Malam berhenti di depan Harry, sebuah kilasan melintas menyeruak ke dalam kepalanya, potongan film yang lambat membesar bagai layar imaji di depan Harry.
"Kau memanggilku untuk membantumu... ini adalah sebuah penghinaan bagiku, Potter... aku tidak akan pernah membantumu sampai kapanpun, walau aku terpaksa melakukannya, kau tetap harus membayarnya dengan sangat mahal."
Di balik semua bayang-bayang agony yang ada di dalam kepalanya itu, Harry melihat Malfoy mengangkat tongkatnya dan mengarahkannya ke arahnya.
.
Mulut Malfoy bergerak pelan. Ada yang terlepas dari dalamnya.
"Avada... Kedavra."
.
Pundak Harry serasa sakit saat seseorang menubruk tubuhnya.
Mereka terjatuh keras di rumput. Ron mencengkeram Harry dan berteriak marah. "Apa yang kau lakukan, tolol?"
Hermione datang belakangan. Cewek itu terengah dan menatap Malfoy dengan tatapan marah.
"Ron?"
Harry melirik Hermione. Ia tidak melihat Hermione. Maksudnya ia memang melihatnya, tapi, lebih tepatnya matanya melihat Hermione pada usia dua belas tahun. Atau itu sebelas?
Sebuah jeritan melengking muncul di dalam pikiran Harry. Ada yang memberontak di dalam sana. Ada yang minta perhatian.
Harry mengguncangkan kepalanya dan memeganginya dengan kedua tangan.
"Harry? Harry! Kau baik-baik saja?" tanya Ron mencicit.

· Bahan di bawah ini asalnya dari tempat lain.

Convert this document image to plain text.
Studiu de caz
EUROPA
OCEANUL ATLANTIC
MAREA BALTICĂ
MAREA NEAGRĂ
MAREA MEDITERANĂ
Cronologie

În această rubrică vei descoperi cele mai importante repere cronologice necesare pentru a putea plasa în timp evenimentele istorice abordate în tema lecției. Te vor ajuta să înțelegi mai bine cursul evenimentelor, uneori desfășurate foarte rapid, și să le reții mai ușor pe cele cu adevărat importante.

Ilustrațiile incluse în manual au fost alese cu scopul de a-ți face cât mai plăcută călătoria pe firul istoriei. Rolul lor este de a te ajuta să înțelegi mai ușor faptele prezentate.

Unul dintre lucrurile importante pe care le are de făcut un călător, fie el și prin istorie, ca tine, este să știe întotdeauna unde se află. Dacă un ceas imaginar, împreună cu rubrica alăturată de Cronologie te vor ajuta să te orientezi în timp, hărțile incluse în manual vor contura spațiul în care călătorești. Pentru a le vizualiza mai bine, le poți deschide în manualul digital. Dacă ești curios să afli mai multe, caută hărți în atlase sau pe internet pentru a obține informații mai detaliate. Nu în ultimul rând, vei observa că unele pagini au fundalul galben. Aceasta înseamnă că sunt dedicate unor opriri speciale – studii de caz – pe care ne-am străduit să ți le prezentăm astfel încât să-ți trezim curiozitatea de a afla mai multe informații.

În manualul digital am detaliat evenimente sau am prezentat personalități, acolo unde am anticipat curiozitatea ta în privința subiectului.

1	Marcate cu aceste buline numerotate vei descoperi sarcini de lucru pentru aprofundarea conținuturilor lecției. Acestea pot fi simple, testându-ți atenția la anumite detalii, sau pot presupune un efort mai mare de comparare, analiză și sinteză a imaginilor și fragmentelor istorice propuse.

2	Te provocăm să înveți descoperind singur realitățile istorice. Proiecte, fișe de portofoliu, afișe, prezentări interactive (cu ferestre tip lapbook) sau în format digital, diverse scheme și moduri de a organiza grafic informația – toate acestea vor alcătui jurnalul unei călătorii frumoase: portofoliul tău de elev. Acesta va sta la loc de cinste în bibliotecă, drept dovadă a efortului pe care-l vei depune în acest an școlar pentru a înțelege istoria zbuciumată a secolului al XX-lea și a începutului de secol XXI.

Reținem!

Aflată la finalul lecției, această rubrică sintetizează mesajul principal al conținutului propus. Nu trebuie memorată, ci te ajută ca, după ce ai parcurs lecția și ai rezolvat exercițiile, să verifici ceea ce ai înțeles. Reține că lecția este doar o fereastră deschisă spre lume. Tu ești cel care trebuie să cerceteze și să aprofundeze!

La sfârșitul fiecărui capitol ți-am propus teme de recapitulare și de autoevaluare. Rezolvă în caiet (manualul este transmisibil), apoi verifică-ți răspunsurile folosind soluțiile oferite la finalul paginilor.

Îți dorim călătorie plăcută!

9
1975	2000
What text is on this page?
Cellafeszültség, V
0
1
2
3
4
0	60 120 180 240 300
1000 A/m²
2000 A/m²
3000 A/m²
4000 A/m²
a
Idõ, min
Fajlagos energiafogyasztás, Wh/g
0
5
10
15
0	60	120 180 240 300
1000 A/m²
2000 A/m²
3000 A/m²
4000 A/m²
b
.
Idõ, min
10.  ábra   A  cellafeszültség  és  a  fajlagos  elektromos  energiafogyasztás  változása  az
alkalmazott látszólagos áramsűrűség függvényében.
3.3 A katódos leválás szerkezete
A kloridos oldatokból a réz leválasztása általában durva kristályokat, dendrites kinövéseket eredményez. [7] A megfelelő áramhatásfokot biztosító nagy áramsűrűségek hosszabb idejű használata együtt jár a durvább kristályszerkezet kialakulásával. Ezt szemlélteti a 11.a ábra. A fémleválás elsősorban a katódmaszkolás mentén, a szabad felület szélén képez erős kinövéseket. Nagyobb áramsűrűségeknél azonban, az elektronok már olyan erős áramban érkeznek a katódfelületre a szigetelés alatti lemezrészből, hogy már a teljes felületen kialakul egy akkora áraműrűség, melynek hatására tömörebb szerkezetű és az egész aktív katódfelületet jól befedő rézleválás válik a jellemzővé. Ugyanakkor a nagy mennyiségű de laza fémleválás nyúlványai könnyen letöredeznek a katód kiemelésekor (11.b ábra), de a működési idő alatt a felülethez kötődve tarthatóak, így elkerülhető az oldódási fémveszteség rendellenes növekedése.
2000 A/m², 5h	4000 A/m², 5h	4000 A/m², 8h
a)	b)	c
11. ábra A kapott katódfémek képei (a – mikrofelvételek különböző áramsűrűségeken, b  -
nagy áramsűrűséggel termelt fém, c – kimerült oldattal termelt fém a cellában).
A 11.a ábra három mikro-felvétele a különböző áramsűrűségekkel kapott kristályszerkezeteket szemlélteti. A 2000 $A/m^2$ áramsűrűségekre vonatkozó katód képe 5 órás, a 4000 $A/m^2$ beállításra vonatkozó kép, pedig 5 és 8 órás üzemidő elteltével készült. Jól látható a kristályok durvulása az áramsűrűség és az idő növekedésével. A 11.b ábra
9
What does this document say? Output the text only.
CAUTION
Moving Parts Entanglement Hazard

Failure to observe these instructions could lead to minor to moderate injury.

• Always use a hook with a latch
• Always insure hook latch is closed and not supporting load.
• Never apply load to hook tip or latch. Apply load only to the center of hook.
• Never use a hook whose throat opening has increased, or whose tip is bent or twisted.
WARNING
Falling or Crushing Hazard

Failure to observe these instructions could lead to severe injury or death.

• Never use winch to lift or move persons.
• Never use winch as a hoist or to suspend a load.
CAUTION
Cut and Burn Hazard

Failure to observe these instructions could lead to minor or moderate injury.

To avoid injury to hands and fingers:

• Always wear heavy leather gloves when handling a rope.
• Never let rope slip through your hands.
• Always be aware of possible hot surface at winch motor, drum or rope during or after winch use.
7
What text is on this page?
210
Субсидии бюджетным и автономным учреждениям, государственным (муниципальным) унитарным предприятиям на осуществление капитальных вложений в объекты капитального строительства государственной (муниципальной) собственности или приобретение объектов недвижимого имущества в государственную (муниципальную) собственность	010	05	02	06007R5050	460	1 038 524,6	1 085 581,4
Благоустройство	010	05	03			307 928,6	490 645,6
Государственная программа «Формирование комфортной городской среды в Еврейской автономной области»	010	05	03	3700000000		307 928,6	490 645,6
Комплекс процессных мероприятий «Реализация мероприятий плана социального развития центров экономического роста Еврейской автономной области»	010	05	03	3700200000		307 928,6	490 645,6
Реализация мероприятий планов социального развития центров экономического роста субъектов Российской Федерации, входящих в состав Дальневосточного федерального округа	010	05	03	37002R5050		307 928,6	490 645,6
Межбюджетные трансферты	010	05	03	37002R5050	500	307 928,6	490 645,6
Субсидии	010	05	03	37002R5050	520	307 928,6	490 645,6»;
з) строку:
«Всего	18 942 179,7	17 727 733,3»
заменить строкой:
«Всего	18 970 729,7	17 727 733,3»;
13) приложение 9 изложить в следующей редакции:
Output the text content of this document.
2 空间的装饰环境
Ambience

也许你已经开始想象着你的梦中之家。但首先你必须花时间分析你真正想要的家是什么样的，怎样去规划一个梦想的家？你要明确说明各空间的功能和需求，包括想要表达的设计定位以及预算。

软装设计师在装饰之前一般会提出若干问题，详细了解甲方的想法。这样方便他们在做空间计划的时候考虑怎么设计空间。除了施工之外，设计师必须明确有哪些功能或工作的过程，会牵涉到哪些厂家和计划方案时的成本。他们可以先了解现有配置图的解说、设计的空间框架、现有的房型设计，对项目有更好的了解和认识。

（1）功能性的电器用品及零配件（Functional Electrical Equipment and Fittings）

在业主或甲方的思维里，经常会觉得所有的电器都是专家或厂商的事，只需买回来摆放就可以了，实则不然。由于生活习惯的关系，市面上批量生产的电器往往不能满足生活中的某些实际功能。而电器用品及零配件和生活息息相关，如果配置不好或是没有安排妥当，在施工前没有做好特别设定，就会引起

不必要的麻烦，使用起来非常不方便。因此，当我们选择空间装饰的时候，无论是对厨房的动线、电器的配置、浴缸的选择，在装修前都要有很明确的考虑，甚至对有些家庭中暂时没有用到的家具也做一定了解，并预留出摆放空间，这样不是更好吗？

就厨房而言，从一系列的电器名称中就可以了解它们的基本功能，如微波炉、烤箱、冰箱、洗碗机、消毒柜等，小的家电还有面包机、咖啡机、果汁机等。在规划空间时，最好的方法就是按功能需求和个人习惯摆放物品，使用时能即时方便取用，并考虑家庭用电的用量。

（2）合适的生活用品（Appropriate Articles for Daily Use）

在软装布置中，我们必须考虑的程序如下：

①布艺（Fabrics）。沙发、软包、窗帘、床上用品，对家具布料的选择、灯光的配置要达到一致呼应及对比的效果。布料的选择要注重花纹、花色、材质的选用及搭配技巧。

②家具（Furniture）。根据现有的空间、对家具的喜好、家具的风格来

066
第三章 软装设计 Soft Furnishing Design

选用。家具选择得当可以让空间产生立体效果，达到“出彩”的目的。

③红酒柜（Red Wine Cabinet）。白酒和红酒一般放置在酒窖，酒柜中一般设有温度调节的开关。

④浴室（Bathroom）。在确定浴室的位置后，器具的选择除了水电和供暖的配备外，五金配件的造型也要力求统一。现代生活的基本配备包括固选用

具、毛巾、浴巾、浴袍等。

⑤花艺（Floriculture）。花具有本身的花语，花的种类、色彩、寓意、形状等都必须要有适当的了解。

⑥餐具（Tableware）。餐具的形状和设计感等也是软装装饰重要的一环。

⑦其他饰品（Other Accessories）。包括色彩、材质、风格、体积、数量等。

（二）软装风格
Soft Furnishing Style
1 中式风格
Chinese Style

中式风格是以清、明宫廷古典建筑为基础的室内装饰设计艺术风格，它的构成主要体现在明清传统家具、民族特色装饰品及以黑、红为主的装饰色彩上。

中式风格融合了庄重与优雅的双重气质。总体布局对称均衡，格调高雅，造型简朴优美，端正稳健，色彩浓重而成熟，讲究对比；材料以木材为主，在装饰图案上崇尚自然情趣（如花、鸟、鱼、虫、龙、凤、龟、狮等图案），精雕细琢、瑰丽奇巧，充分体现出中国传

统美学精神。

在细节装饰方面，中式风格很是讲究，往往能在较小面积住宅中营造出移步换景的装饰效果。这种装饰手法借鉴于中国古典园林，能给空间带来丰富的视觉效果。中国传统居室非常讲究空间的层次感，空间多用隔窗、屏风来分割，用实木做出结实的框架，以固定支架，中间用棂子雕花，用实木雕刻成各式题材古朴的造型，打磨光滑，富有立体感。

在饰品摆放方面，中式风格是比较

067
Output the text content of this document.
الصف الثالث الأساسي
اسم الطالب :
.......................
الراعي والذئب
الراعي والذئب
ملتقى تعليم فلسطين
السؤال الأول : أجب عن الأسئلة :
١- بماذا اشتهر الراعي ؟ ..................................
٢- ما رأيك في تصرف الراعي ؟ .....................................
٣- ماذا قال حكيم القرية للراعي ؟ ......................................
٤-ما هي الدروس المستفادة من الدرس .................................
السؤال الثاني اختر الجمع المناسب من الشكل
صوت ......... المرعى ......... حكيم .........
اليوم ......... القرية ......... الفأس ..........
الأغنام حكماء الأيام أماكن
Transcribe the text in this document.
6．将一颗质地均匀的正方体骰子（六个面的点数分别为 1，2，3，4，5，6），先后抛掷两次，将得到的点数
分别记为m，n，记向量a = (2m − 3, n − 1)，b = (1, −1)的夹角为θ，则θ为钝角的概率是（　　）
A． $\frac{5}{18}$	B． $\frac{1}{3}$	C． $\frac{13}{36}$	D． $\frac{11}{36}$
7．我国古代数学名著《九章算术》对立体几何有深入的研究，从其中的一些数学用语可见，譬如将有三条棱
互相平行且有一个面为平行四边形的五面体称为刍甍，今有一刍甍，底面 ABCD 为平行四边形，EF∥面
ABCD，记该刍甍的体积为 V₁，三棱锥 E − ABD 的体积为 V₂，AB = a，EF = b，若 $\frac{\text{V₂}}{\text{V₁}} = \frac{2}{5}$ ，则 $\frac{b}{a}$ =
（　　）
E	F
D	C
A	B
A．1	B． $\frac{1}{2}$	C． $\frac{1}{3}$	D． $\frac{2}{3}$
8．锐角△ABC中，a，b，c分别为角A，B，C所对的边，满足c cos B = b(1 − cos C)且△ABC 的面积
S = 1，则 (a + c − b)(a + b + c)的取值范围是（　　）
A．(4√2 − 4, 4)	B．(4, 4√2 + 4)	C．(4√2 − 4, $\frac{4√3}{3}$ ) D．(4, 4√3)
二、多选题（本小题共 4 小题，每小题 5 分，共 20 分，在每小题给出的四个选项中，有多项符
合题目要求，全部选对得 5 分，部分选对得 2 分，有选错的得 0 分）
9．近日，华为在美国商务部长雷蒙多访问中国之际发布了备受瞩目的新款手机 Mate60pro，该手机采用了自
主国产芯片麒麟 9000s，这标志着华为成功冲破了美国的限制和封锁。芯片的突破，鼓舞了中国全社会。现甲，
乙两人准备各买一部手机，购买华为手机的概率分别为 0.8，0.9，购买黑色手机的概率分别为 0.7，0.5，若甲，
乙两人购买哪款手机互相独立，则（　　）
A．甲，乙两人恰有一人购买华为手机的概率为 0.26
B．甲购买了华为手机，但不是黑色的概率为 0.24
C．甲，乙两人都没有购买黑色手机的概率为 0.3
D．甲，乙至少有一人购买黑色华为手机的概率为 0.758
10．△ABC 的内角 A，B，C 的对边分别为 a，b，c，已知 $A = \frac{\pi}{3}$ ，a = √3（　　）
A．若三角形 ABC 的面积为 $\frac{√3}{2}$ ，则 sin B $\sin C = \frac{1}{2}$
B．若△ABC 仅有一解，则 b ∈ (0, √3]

"Ron! Kau... kau... lihat tubuhmu! Kau menyusut lagi!" Harry menatap kedua tangannya dan ia menyadari bahwa tubuhnya telah menjadi sama seperti kedua orang itu.
"Hermione, kurasa dia memang sakit..." kata Ron.
Harry marah. "Aku tidak sakit! Kalian menyusut! Kalian tampak seperti umur sebelas tahun!"
"Harry? Kita memang masih sebelas tahun, kan?" Hermione menatap Harry dengan cemas.
.
Harry tidak tahu apa yang harus ia katakan. Kata-katanya tercekat di tenggorokan. Perasaan ngeri merambat pada tengkuknya. Ia menatap Malfoy yang berjarak tiga kaki depannya, anak itu tetap pada tubuh tujuh belas tahunnya dan tengah menggenggam tongkat.
"Malfoy... apa... apa yang terjadi?" Harry berbisik panik.
Hermione dan Ron menatap Malfoy dan seketika Harry dapat menangkap tatapan kebencian menguar di mata kedua sahabatnya itu.
"Mengapa dia ada disini?" Ron bertanya.
"Dia mungkin tersesat... atau..." Hermione menatap Harry. "Dia yang sengaja memanggilnya."
Harry bersumpah ada yang jahat dalam kalimat Hermione barusan.
.
"Hermione?"
Cewek berambut coklat bergelombang itu menghampiri Harry. Ia berlutut di depannya dan tersenyum. "Harry... apa kau yang sengaja mengundangnya ke dalam sini?"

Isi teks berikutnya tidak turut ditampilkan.